With his recruitment efforts, Evans currently has 30 on the varsity roster and 40 on the junior varsity roster — which will be an all-freshman team.
“My goal is to take all the players who know about the losing (at South City) and put them all on varsity,” Evans said. “And take all the kids who know nothing about losing and put them on the JV team.”
Despite his enthusiasm, don’t think Evans is some pie-in-the-sky, everything-is-great kind of coach. He has no problem telling his players know where they stand and won’t sugarcoat the bad nor overreact to the good.
“There are three types of coaches,” Evans said. “Bad coaches, who only tell you what you’re doing wrong; good coaches, who only tell you what you’re doing well. Great coaches are the ones who tell you the truth. … I’m going to tell you the truth.”
And as much as Evans will demand of his players, he will demand of it himself as well. In anticipation of taking on head coaching duties, he convinced the principal of Madison Park Academy to hire an assistant athletic director to give the department a presence on campus. Evans, meanwhile, checks out at 1 p.m. and makes the drive over the Bay Bridge to South City for practices and games.
And instead of bemoaning the commute, which he says currently takes about 35 minutes, he has embraced it.
“I love the drive.

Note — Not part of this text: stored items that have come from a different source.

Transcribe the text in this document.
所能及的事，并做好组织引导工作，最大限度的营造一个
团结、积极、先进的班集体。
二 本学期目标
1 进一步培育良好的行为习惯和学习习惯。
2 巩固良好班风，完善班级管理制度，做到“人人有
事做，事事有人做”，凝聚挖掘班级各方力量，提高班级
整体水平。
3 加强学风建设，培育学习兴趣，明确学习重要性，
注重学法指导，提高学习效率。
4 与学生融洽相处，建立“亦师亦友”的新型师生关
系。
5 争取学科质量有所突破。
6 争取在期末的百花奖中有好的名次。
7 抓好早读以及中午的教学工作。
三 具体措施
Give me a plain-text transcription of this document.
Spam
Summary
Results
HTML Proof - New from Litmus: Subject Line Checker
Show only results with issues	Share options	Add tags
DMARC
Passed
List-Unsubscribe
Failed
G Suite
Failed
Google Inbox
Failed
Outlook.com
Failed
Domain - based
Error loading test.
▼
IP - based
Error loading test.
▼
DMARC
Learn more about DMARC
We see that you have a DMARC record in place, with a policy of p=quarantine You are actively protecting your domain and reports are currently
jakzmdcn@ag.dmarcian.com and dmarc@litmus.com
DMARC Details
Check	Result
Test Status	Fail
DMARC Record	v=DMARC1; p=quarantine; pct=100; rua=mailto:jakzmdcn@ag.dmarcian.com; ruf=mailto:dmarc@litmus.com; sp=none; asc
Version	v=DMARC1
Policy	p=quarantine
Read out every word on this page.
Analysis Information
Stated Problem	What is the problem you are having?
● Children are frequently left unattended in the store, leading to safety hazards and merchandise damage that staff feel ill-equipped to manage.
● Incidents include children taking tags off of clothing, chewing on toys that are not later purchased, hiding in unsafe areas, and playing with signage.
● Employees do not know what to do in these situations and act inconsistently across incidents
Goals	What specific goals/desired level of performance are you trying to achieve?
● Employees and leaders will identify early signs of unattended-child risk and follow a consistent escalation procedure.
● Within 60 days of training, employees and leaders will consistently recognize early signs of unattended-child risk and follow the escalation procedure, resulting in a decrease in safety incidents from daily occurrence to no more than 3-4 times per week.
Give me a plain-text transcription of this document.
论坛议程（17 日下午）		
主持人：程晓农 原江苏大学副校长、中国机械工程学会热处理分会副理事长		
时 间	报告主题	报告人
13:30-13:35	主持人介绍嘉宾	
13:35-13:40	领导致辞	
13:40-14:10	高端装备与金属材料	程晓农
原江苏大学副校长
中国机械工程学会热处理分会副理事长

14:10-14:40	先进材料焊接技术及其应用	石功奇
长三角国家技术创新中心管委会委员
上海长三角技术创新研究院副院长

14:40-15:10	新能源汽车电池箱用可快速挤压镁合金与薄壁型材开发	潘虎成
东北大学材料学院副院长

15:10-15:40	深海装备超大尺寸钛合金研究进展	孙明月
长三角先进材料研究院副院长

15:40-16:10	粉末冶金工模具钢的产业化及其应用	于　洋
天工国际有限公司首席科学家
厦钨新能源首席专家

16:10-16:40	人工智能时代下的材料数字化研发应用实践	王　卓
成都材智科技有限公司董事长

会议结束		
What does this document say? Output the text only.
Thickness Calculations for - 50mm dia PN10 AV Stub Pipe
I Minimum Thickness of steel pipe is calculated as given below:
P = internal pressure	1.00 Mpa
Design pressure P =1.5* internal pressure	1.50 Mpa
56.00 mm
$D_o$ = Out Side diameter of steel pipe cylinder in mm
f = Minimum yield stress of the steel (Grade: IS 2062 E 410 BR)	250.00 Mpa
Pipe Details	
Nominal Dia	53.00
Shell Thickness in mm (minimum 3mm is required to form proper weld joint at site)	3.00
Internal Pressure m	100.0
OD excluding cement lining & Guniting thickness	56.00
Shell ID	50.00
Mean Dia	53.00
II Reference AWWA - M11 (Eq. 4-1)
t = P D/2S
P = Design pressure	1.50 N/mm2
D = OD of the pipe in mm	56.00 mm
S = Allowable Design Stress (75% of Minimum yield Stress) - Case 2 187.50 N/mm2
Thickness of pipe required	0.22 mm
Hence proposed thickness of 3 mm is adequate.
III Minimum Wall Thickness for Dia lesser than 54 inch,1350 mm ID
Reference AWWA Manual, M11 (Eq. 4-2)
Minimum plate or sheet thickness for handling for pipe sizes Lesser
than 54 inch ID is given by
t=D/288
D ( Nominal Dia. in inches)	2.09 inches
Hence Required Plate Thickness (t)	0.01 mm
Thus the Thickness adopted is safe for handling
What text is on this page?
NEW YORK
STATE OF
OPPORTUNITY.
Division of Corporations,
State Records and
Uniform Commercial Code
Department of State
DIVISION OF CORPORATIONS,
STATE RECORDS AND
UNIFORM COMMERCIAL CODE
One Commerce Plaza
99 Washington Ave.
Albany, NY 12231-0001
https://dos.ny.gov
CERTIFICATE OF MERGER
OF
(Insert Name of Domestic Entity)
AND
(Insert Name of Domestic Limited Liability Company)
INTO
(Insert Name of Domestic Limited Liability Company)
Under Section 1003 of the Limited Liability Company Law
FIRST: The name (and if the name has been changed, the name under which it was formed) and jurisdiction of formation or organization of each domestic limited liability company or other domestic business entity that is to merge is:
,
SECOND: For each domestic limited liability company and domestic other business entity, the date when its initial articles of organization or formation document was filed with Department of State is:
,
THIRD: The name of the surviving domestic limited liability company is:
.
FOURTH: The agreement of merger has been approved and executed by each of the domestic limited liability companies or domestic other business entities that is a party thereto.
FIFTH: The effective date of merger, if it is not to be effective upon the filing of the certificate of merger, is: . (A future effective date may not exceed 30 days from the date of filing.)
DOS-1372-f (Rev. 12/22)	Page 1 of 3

It’s a great time for me to listen to books in the car, or to pray,” Evans said. “Just to think about other things in life other than sports. … I knew this assignment would bring about these decisions. … I’m very well settled in my decision because there is a lot of purpose (to the decision).
“I can’t say we can make the playoffs (this season), but what I can say is we will not get blown out, we will compete and in the fourth quarter, we will be there (in a position to try to win the game).”